「配達あかずきん」 大崎梢
配達あかずきん 大崎梢 創元推理文庫 2009.3. |
先日読書好きの友人から、結構面白いと推薦された1冊。
駅に隣接するビルの中にある書店「威風堂書店」を舞台に、書店員たちが、身の回りで起こる書籍にまつわる謎を解いていく日常ミステリ短編集。
実は、過去に書店でバイトをしていたことがあるので、書店の仕事について書かれた部分に、そうそう!、と頷いたりして、なかなか楽しく読むことができました。

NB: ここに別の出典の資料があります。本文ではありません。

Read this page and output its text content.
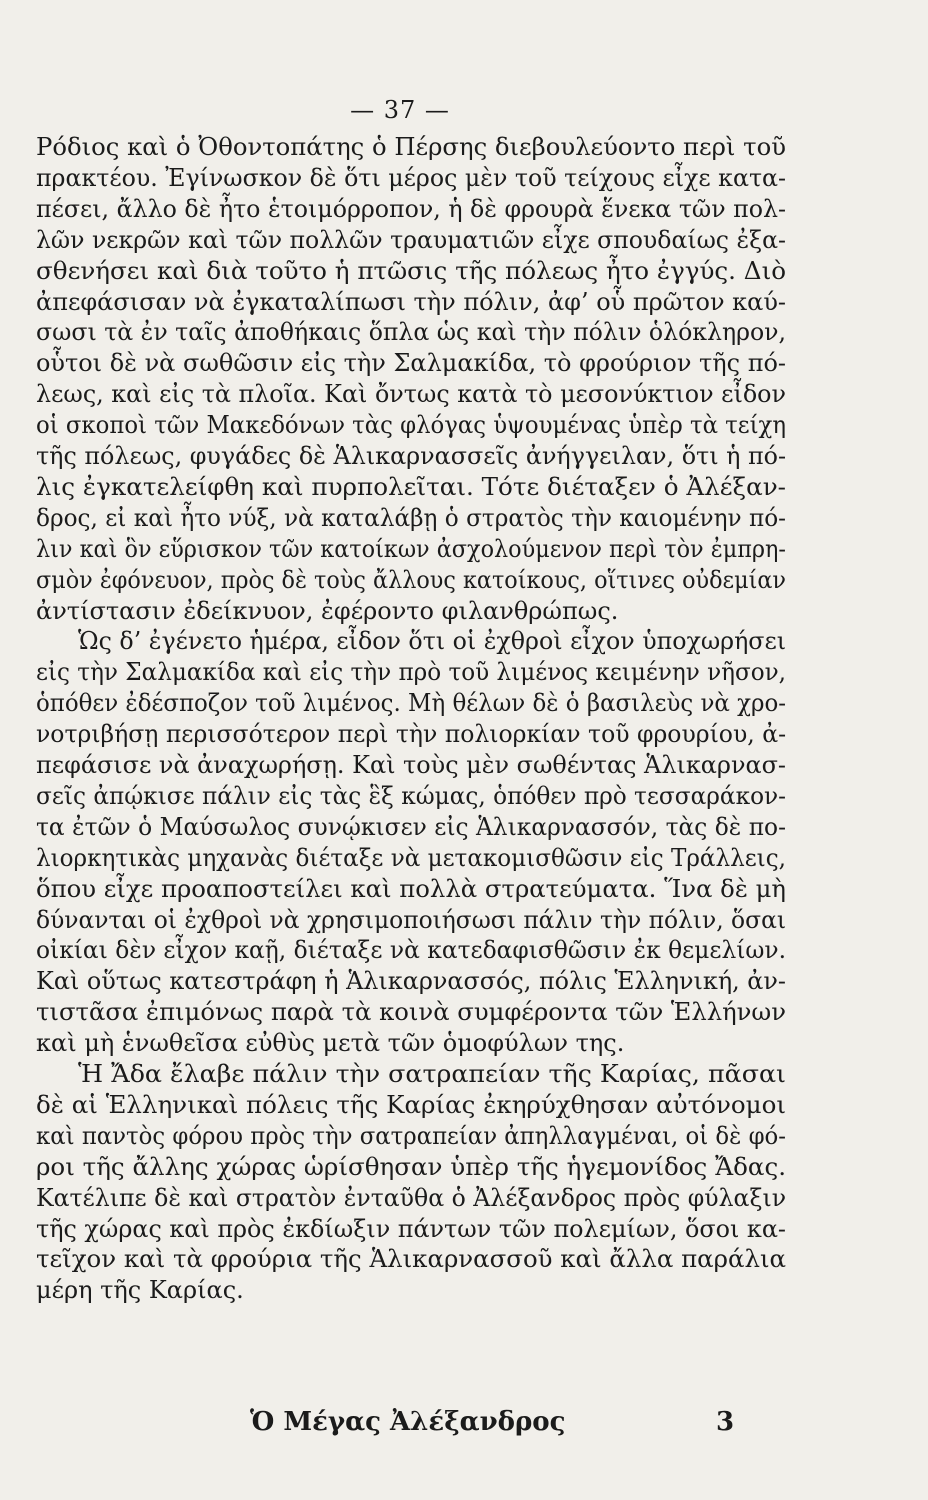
— 37 —
Ρόδιος καὶ ὁ Ὀθοντοπάτης ὁ Πέρσης διεβουλεύοντο περὶ τοῦ
πρακτέου. Ἐγίνωσκον δὲ ὅτι μέρος μὲν τοῦ τείχους εἶχε κατα-
πέσει, ἄλλο δὲ ἦτο ἑτοιμόρροπον, ἡ δὲ φρουρὰ ἕνεκα τῶν πολ-
λῶν νεκρῶν καὶ τῶν πολλῶν τραυματιῶν εἶχε σπουδαίως ἐξα-
σθενήσει καὶ διὰ τοῦτο ἡ πτῶσις τῆς πόλεως ἦτο ἐγγύς. Διὸ
ἀπεφάσισαν νὰ ἐγκαταλίπωσι τὴν πόλιν, ἀφ’ οὗ πρῶτον καύ-
σωσι τὰ ἐν ταῖς ἀποθήκαις ὅπλα ὡς καὶ τὴν πόλιν ὁλόκληρον,
οὗτοι δὲ νὰ σωθῶσιν εἰς τὴν Σαλμακίδα, τὸ φρούριον τῆς πό-
λεως, καὶ εἰς τὰ πλοῖα. Καὶ ὄντως κατὰ τὸ μεσονύκτιον εἶδον
οἱ σκοποὶ τῶν Μακεδόνων τὰς φλόγας ὑψουμένας ὑπὲρ τὰ τείχη
τῆς πόλεως, φυγάδες δὲ Ἁλικαρνασσεῖς ἀνήγγειλαν, ὅτι ἡ πό-
λις ἐγκατελείφθη καὶ πυρπολεῖται. Τότε διέταξεν ὁ Ἀλέξαν-
δρος, εἰ καὶ ἦτο νύξ, νὰ καταλάβῃ ὁ στρατὸς τὴν καιομένην πό-
λιν καὶ ὃν εὕρισκον τῶν κατοίκων ἀσχολούμενον περὶ τὸν ἐμπρη-
σμὸν ἐφόνευον, πρὸς δὲ τοὺς ἄλλους κατοίκους, οἵτινες οὐδεμίαν
ἀντίστασιν ἐδείκνυον, ἐφέροντο φιλανθρώπως.
Ὡς δ’ ἐγένετο ἡμέρα, εἶδον ὅτι οἱ ἐχθροὶ εἶχον ὑποχωρήσει
εἰς τὴν Σαλμακίδα καὶ εἰς τὴν πρὸ τοῦ λιμένος κειμένην νῆσον,
ὁπόθεν ἐδέσποζον τοῦ λιμένος. Μὴ θέλων δὲ ὁ βασιλεὺς νὰ χρο-
νοτριβήσῃ περισσότερον περὶ τὴν πολιορκίαν τοῦ φρουρίου, ἀ-
πεφάσισε νὰ ἀναχωρήσῃ. Καὶ τοὺς μὲν σωθέντας Ἁλικαρνασ-
σεῖς ἀπῴκισε πάλιν εἰς τὰς ἓξ κώμας, ὁπόθεν πρὸ τεσσαράκον-
τα ἐτῶν ὁ Μαύσωλος συνῴκισεν εἰς Ἁλικαρνασσόν, τὰς δὲ πο-
λιορκητικὰς μηχανὰς διέταξε νὰ μετακομισθῶσιν εἰς Τράλλεις,
ὅπου εἶχε προαποστείλει καὶ πολλὰ στρατεύματα. Ἵνα δὲ μὴ
δύνανται οἱ ἐχθροὶ νὰ χρησιμοποιήσωσι πάλιν τὴν πόλιν, ὅσαι
οἰκίαι δὲν εἶχον καῇ, διέταξε νὰ κατεδαφισθῶσιν ἐκ θεμελίων.
Καὶ οὕτως κατεστράφη ἡ Ἁλικαρνασσός, πόλις Ἑλληνική, ἀν-
τιστᾶσα ἐπιμόνως παρὰ τὰ κοινὰ συμφέροντα τῶν Ἑλλήνων
καὶ μὴ ἑνωθεῖσα εὐθὺς μετὰ τῶν ὁμοφύλων της.
Ἡ Ἄδα ἔλαβε πάλιν τὴν σατραπείαν τῆς Καρίας, πᾶσαι
δὲ αἱ Ἑλληνικαὶ πόλεις τῆς Καρίας ἐκηρύχθησαν αὐτόνομοι
καὶ παντὸς φόρου πρὸς τὴν σατραπείαν ἀπηλλαγμέναι, οἱ δὲ φό-
ροι τῆς ἄλλης χώρας ὡρίσθησαν ὑπὲρ τῆς ἡγεμονίδος Ἄδας.
Κατέλιπε δὲ καὶ στρατὸν ἐνταῦθα ὁ Ἀλέξανδρος πρὸς φύλαξιν
τῆς χώρας καὶ πρὸς ἐκδίωξιν πάντων τῶν πολεμίων, ὅσοι κα-
τεῖχον καὶ τὰ φρούρια τῆς Ἁλικαρνασσοῦ καὶ ἄλλα παράλια
μέρη τῆς Καρίας.
Ὁ Μέγας Ἀλέξανδρος	3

特に第1話冒頭の本の問い合わせのくだりなんかは、自分も非常に苦労したことがあったり、自分の知識を駆使してミラクルを起こしたこともあったりで、当時を懐かしく思い出しました。(余談:その後、CD屋でもバイトをしたんですが、本の問い合わせ同様にCDの問い合わせも結構やっかいなのが多かったです。いきなり歌われたりとか・・・。)

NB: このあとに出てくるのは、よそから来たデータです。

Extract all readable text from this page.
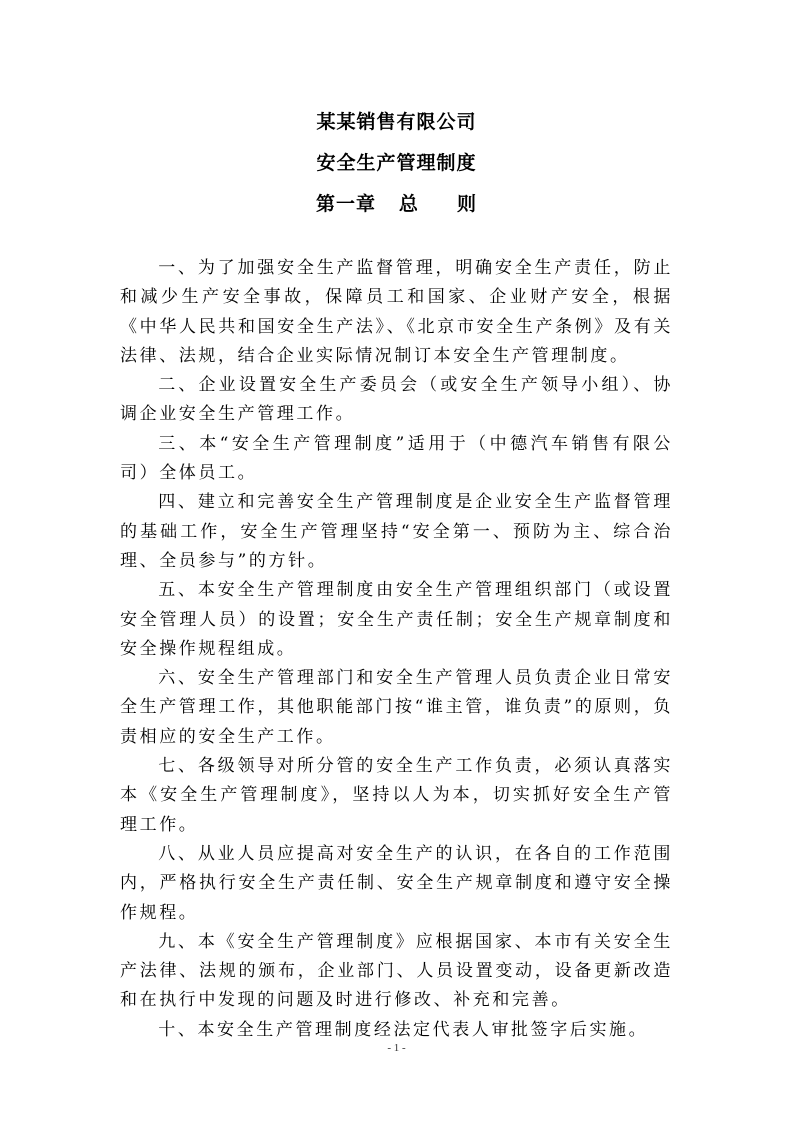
某某销售有限公司
安全生产管理制度
第一章   总     则

一、为了加强安全生产监督管理，明确安全生产责任，防止和减少生产安全事故，保障员工和国家、企业财产安全，根据《中华人民共和国安全生产法》、《北京市安全生产条例》及有关法律、法规，结合企业实际情况制订本安全生产管理制度。

二、企业设置安全生产委员会（或安全生产领导小组）、协调企业安全生产管理工作。

三、本“安全生产管理制度”适用于（中德汽车销售有限公司）全体员工。

四、建立和完善安全生产管理制度是企业安全生产监督管理的基础工作，安全生产管理坚持“安全第一、预防为主、综合治理、全员参与”的方针。

五、本安全生产管理制度由安全生产管理组织部门（或设置安全管理人员）的设置；安全生产责任制；安全生产规章制度和安全操作规程组成。

六、安全生产管理部门和安全生产管理人员负责企业日常安全生产管理工作，其他职能部门按“谁主管，谁负责”的原则，负责相应的安全生产工作。

七、各级领导对所分管的安全生产工作负责，必须认真落实本《安全生产管理制度》，坚持以人为本，切实抓好安全生产管理工作。

八、从业人员应提高对安全生产的认识，在各自的工作范围内，严格执行安全生产责任制、安全生产规章制度和遵守安全操作规程。

九、本《安全生产管理制度》应根据国家、本市有关安全生产法律、法规的颁布，企业部门、人员设置变动，设备更新改造和在执行中发现的问题及时进行修改、补充和完善。

十、本安全生产管理制度经法定代表人审批签字后实施。

- 1 -
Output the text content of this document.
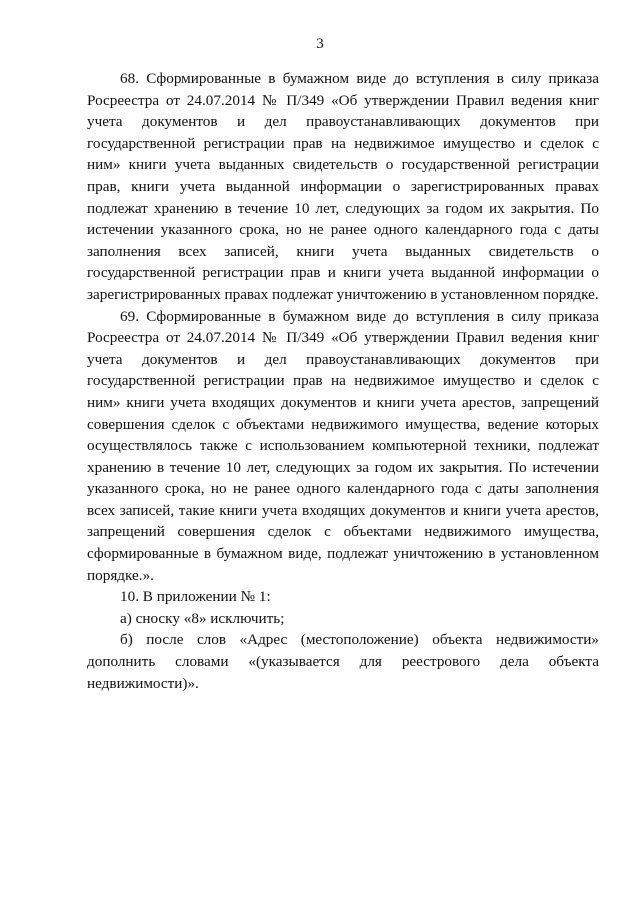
3

68. Сформированные в бумажном виде до вступления в силу приказа Росреестра от 24.07.2014 № П/349 «Об утверждении Правил ведения книг учета документов и дел правоустанавливающих документов при государственной регистрации прав на недвижимое имущество и сделок с ним» книги учета выданных свидетельств о государственной регистрации прав, книги учета выданной информации о зарегистрированных правах подлежат хранению в течение 10 лет, следующих за годом их закрытия. По истечении указанного срока, но не ранее одного календарного года с даты заполнения всех записей, книги учета выданных свидетельств о государственной регистрации прав и книги учета выданной информации о зарегистрированных правах подлежат уничтожению в установленном порядке.

69. Сформированные в бумажном виде до вступления в силу приказа Росреестра от 24.07.2014 № П/349 «Об утверждении Правил ведения книг учета документов и дел правоустанавливающих документов при государственной регистрации прав на недвижимое имущество и сделок с ним» книги учета входящих документов и книги учета арестов, запрещений совершения сделок с объектами недвижимого имущества, ведение которых осуществлялось также с использованием компьютерной техники, подлежат хранению в течение 10 лет, следующих за годом их закрытия. По истечении указанного срока, но не ранее одного календарного года с даты заполнения всех записей, такие книги учета входящих документов и книги учета арестов, запрещений совершения сделок с объектами недвижимого имущества, сформированные в бумажном виде, подлежат уничтожению в установленном порядке.».

10. В приложении № 1:

а) сноску «8» исключить;

б) после слов «Адрес (местоположение) объекта недвижимости» дополнить словами «(указывается для реестрового дела объекта недвижимости)».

あと、この作品を面白くしているのは、実在の書名をふんだんに登場させているところですね。読書好きならば、次々と現れる書名&作者名に心ときめくこと間違いなしです。
そんなわけで、書店関係の部分では結構楽しめたんですけど、残念ながら、肝心のなぞ解き部分がちょいと物足りなかったかなぁというのが正直な感想。色々と推理を進めるわりに、最終的な解決が主人公たちの働きによってもたらされるんじゃなくて、成り行き任せで事件が解決してしまうエピソードが多かったんですよねぇ。もうちょっと、事件の解決に積極的に関わってくれるほうが自分は好きかなぁ。
あと「○○な人はこういう本は読まない」という台詞が結構登場して、何故あの人がこの本を読んだのか?みたいなことを考える場面が多かったんですが、そういうステレオタイプな分類をするのは自分はあまり好きではないです。

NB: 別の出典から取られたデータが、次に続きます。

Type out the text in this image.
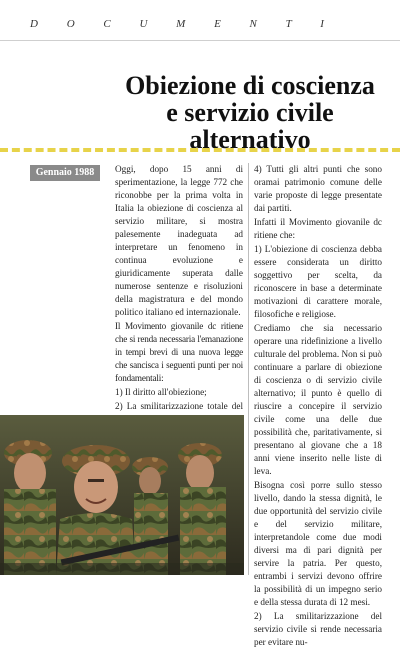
D O C U M E N T I
Obiezione di coscienza
e servizio civile
alternativo
Gennaio 1988	Oggi, dopo 15 anni di sperimentazione, la legge 772 che riconobbe per la prima volta in Italia la obiezione di coscienza al servizio militare, si mostra palesemente inadeguata ad interpretare un fenomeno in continua evoluzione e giuridicamente superata dalle numerose sentenze e risoluzioni della magistratura e del mondo politico italiano ed internazionale.

Il Movimento giovanile dc ritiene che si renda necessaria l'emanazione in tempi brevi di una nuova legge che sancisca i seguenti punti per noi fondamentali:

1) Il diritto all'obiezione;

2) La smilitarizzazione totale del

4) Tutti gli altri punti che sono oramai patrimonio comune delle varie proposte di legge presentate dai partiti.

Infatti il Movimento giovanile dc ritiene che:

1) L'obiezione di coscienza debba essere considerata un diritto soggettivo per scelta, da riconoscere in base a determinate motivazioni di carattere morale, filosofiche e religiose.

Crediamo che sia necessario operare una ridefinizione a livello culturale del problema. Non si può continuare a parlare di obiezione di coscienza o di servizio civile alternativo; il punto è quello di riuscire a concepire il servizio civile come una delle due possibilità che, paritativamente, si presentano al giovane che a 18 anni viene inserito nelle liste di leva.

Bisogna così porre sullo stesso livello, dando la stessa dignità, le due opportunità del servizio civile e del servizio militare, interpretandole come due modi diversi ma di pari dignità per servire la patria. Per questo, entrambi i servizi devono offrire la possibilità di un impegno serio e della stessa durata di 12 mesi.

2) La smilitarizzazione del servizio civile si rende necessaria per evitare nu-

ちなみに「六冊目のメッセージ」のエピソード中で、あるお客さんに全くジャンルの異なる5冊の本を薦めた店員が誰なのかを探すんですが、自分はこの5冊、「4勝1敗」でした。てか、この5冊を全部知ってる書店員はなかなかいないというような書きっぷりだったんですが、そこまでマニアックなチョイスですか!?(たまたま自分が4冊知ってたからそんな気になってるだけかもしれませんが。)
色々書きましたが、続篇も数冊出ているようなので、気が向いたらまた読んでみようかなと。書店が舞台という魅力はやっぱり強い。